In an order yesterday, in a case involving two people who were formerly in a relationship and who now accuse one another of battery (among many other things), Judge Buchwald resolved various discovery disputes with a warning against “irrelevant invective”:

As the Court’s rulings demonstrate, these motions would have been unnecessary if counsel had conducted themselves in a more professional manner. The inclusion of any kernel of a meritorious argument in the briefing was in danger of being obscured by the amount of irrelevant invective. Indeed, the constant bombardment of the Court with such irrelevant invective makes defendant’s frequent refrain about the imposition on counsel’s time and his client’s resources ring hollow. Counsel are reminded once again, as the Court did early on, about the need to maintain objectivity and a professional distance from their clients.

Later the same day, defense counsel wrote a letter that began, “Plaintiff seems to continually misapprehend the Court’s rules, the local rules and the Federal Rules of Civil Procedure” and urged that one count be severed and that the case be transferred to California. Judge Buchwald responded swiftly with a letter to counsel today stating, with “some regret,” that the motions would likely only waste more of the Court’s time.

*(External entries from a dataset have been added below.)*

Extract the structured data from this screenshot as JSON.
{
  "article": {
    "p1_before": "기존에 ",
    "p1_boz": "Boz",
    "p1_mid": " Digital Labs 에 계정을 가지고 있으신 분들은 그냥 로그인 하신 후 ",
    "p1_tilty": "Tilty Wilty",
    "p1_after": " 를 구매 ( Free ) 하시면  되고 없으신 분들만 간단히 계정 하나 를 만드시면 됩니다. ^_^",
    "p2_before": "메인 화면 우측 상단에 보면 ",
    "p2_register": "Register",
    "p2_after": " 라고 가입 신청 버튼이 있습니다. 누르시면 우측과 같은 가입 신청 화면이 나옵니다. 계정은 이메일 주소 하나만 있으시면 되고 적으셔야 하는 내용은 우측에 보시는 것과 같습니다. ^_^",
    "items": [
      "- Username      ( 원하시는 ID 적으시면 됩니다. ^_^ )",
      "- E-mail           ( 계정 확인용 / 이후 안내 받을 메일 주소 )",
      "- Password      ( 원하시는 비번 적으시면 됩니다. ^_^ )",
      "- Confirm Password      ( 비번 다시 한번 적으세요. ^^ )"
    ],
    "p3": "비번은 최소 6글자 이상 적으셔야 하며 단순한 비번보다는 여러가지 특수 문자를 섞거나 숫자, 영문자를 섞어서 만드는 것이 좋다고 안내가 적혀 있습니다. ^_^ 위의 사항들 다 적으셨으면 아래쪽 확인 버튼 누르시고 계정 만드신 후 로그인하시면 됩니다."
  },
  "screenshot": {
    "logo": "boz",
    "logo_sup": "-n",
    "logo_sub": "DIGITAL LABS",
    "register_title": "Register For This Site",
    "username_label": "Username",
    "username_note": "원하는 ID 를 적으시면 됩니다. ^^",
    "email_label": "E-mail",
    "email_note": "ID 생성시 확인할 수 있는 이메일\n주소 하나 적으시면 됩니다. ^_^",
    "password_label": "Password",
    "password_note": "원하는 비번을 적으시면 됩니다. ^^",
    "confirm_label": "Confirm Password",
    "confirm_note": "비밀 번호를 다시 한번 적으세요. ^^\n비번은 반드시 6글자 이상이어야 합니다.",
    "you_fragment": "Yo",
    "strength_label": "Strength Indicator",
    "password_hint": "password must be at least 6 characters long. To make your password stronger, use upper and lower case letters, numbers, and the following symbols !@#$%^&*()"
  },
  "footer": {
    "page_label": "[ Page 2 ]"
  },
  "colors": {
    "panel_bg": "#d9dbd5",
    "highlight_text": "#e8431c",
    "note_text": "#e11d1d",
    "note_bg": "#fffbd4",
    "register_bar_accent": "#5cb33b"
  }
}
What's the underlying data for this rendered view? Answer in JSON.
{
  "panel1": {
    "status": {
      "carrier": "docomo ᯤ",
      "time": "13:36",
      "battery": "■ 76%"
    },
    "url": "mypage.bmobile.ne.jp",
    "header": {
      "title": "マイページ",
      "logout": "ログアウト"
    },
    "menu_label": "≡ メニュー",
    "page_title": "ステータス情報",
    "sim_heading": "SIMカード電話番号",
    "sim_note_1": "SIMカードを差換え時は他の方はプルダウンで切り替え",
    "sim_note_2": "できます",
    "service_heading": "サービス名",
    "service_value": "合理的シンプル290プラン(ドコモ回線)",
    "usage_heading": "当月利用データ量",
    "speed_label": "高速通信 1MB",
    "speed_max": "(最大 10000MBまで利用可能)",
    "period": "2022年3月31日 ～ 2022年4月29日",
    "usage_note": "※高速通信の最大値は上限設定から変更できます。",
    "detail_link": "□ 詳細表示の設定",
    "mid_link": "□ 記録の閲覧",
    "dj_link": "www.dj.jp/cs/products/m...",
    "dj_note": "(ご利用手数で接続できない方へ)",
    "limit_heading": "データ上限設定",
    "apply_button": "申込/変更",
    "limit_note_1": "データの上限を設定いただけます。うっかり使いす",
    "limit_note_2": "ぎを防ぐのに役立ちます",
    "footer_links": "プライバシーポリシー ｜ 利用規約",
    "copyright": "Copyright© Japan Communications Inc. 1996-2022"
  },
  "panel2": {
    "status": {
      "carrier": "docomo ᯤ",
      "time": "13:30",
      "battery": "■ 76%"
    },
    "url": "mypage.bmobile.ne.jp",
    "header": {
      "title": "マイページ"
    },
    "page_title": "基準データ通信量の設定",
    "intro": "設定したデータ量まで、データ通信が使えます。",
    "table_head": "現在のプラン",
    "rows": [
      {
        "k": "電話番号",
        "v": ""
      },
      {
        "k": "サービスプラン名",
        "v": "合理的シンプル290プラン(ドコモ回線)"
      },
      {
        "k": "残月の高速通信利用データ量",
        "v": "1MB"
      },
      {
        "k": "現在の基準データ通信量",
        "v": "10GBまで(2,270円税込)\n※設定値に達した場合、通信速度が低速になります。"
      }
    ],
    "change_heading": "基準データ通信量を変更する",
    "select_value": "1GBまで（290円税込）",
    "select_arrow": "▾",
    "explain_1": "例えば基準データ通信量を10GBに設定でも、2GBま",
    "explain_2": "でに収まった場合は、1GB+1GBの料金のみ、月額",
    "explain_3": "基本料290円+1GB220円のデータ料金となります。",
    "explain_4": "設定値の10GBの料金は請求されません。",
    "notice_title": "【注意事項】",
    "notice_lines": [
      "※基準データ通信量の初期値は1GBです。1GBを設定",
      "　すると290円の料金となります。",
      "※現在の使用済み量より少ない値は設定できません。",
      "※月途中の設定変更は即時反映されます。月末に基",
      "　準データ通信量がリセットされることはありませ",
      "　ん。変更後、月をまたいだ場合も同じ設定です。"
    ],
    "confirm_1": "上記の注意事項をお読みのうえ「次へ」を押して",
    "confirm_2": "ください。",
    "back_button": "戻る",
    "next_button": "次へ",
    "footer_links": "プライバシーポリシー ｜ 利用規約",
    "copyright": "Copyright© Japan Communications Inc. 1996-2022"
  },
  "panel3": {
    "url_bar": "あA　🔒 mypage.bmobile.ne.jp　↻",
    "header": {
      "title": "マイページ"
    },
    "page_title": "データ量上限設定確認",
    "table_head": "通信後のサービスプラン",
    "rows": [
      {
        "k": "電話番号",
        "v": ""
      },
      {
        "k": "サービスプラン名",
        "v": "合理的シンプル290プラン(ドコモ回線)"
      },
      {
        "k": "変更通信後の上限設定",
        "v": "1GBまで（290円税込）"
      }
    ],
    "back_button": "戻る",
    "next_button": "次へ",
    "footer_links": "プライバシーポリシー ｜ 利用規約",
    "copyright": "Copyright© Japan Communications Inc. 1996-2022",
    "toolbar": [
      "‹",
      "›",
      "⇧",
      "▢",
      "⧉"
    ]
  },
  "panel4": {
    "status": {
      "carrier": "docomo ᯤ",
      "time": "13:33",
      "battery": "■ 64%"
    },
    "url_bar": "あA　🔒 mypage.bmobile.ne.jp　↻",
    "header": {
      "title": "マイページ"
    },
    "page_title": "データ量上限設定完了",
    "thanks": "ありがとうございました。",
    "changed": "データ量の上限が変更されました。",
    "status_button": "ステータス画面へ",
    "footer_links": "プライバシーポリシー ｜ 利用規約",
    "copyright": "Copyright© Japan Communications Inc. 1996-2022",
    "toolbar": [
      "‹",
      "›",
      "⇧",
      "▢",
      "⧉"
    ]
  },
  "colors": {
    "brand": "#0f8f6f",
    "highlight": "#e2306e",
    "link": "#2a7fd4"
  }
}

The Court has no authority to preclude you from making a motion, but it does have the authority to order the opposing party not to file a response unless directed by the Court. As the resolution of both of these motions requires the Court to exercise its discretion within the boundaries of the applicable case law (which itself involves the balancing of a number of factors), I can say with some confidence (and some regret) given my familiarity with this case and the applicable law, that pursuing these motions would not likely be the best use of your client’s “limited war chest.” Please let me know how you intend to proceed.